ALD is now on the Recommended Uniform Screening Panel (RUSP) for newborn screening in the United States, which means most states either screen for it at birth or are in the process of adopting screening. This has been a significant shift, because early detection before symptoms appear opens the door to treatments that can change outcomes dramatically.
Treatment Options
Timing is everything with ALD treatment. The most effective interventions work only when the disease is caught early, before significant brain damage has occurred.
Stem Cell Transplant
Hematopoietic stem cell transplant (from a donor’s bone marrow or blood) is the standard treatment for boys with early cerebral ALD. The transplanted cells produce working copies of the ABCD1 protein, which can halt the progression of brain damage. A study comparing treated and untreated boys found that five-year survival was 78% for those who received a transplant, compared to 55% for those who did not. Among boys treated very early, with low Loes scores and minimal brain involvement, two-year survival without major functional disability reached 84%.
The catch is that the transplant works best when brain involvement is minimal. Once significant damage has occurred, the procedure becomes less effective and carries higher risk. This is why newborn screening and regular MRI monitoring matter so much.
Gene Therapy
For boys aged 4 to 17 with early, active cerebral ALD who don’t have a matched stem cell donor available, the FDA has approved a gene therapy called Skysona. Instead of using donor cells, this approach takes the patient’s own stem cells, inserts a working copy of the ABCD1 gene, and infuses them back. The goal is the same: slow the progression of neurological damage.

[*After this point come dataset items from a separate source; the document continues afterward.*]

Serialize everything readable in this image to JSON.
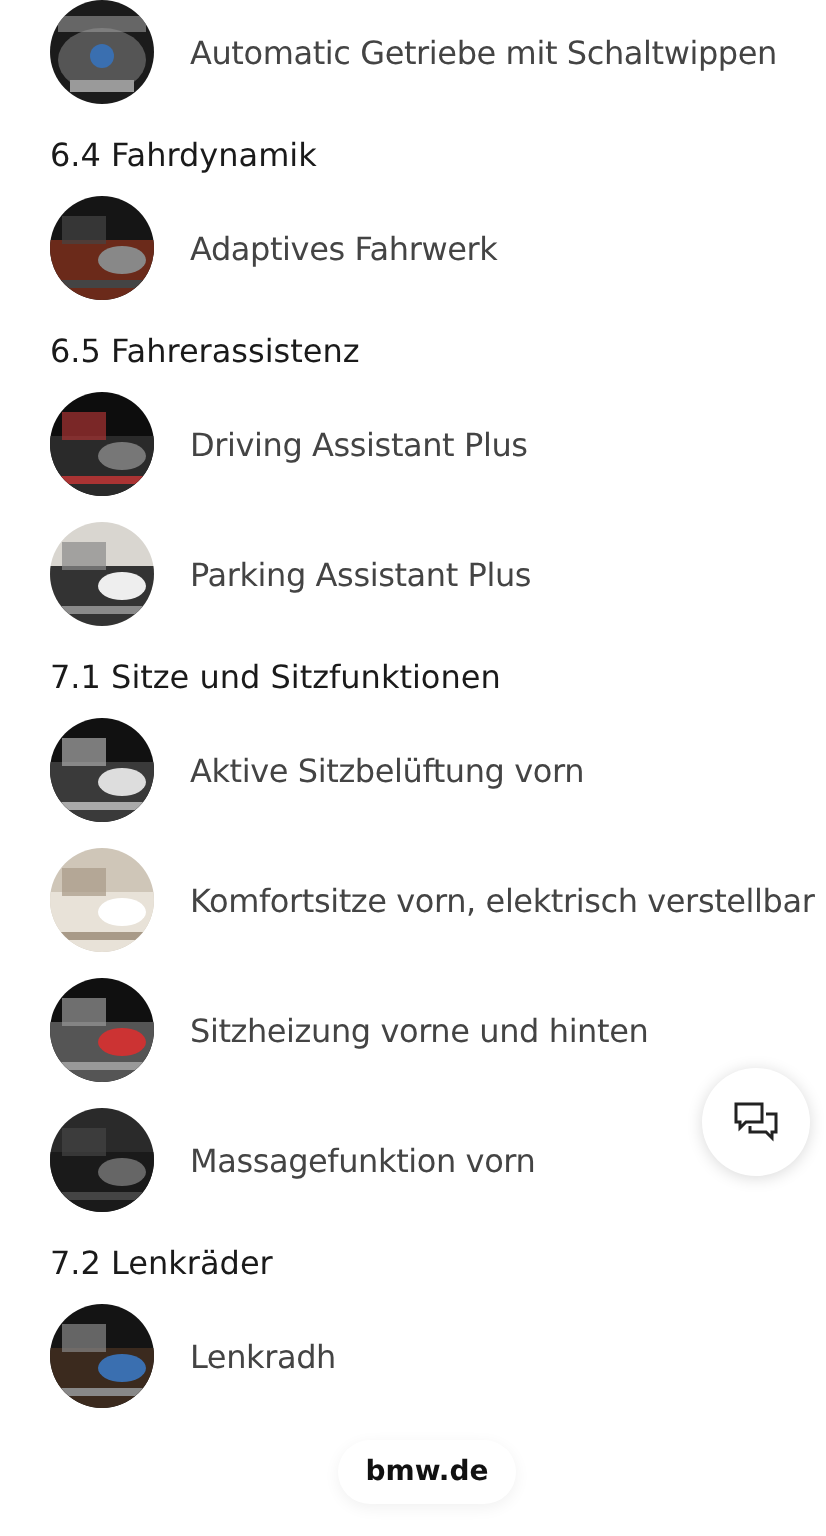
{
  "top_items": [
    {
      "label": "Automatic Getriebe mit Schaltwippen",
      "kind": "picture"
    }
  ],
  "sections": [
    {
      "title": "6.4 Fahrdynamik",
      "items": [
        {
          "label": "Adaptives Fahrwerk",
          "kind": "picture"
        }
      ]
    },
    {
      "title": "6.5 Fahrerassistenz",
      "items": [
        {
          "label": "Driving Assistant Plus",
          "kind": "picture"
        },
        {
          "label": "Parking Assistant Plus",
          "kind": "picture"
        }
      ]
    },
    {
      "title": "7.1 Sitze und Sitzfunktionen",
      "items": [
        {
          "label": "Aktive Sitzbelüftung vorn",
          "kind": "picture"
        },
        {
          "label": "Komfortsitze vorn, elektrisch verstellbar",
          "kind": "picture"
        },
        {
          "label": "Sitzheizung vorne und hinten",
          "kind": "picture"
        },
        {
          "label": "Massagefunktion vorn",
          "kind": "picture"
        }
      ]
    },
    {
      "title": "7.2 Lenkräder",
      "items": [
        {
          "label": "Lenkradh",
          "kind": "picture"
        }
      ]
    }
  ],
  "site_badge": "bmw.de"
}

Managing Adrenal Insufficiency
Because adrenal problems are so common in ALD, hormone replacement is a lifelong need for many patients. Replacing cortisol and other adrenal hormones prevents the fatigue, low blood pressure, and metabolic problems caused by adrenal insufficiency. This treatment doesn’t address the neurological aspects of the disease but is essential for daily health and can be lifesaving during physical stress like illness or surgery.
Lorenzo’s Oil
Lorenzo’s oil, a dietary supplement made from olive oil and rapeseed oil, gained attention after the 1992 film about the family who developed it. The oil can normalize blood levels of very long-chain fatty acids within about four weeks. However, whether lowering blood levels actually prevents or slows neurological disease remains unclear. Without placebo-controlled studies, a definitive conclusion about its effectiveness hasn’t been reached. It is sometimes used in asymptomatic boys alongside monitoring, but it is not considered a substitute for transplant or gene therapy once brain involvement begins.
How ALD Affects Women
Because ALD is X-linked, women who carry one copy of the mutated gene have a second, working copy on their other X chromosome. This generally provides some protection, but it’s not complete. Women carriers can develop symptoms similar to AMN, including leg stiffness, weakness, balance problems, and bladder issues. These symptoms typically appear later in life, often after menopause, and tend to progress more slowly than in men. Adrenal insufficiency is much less common in women carriers than in men.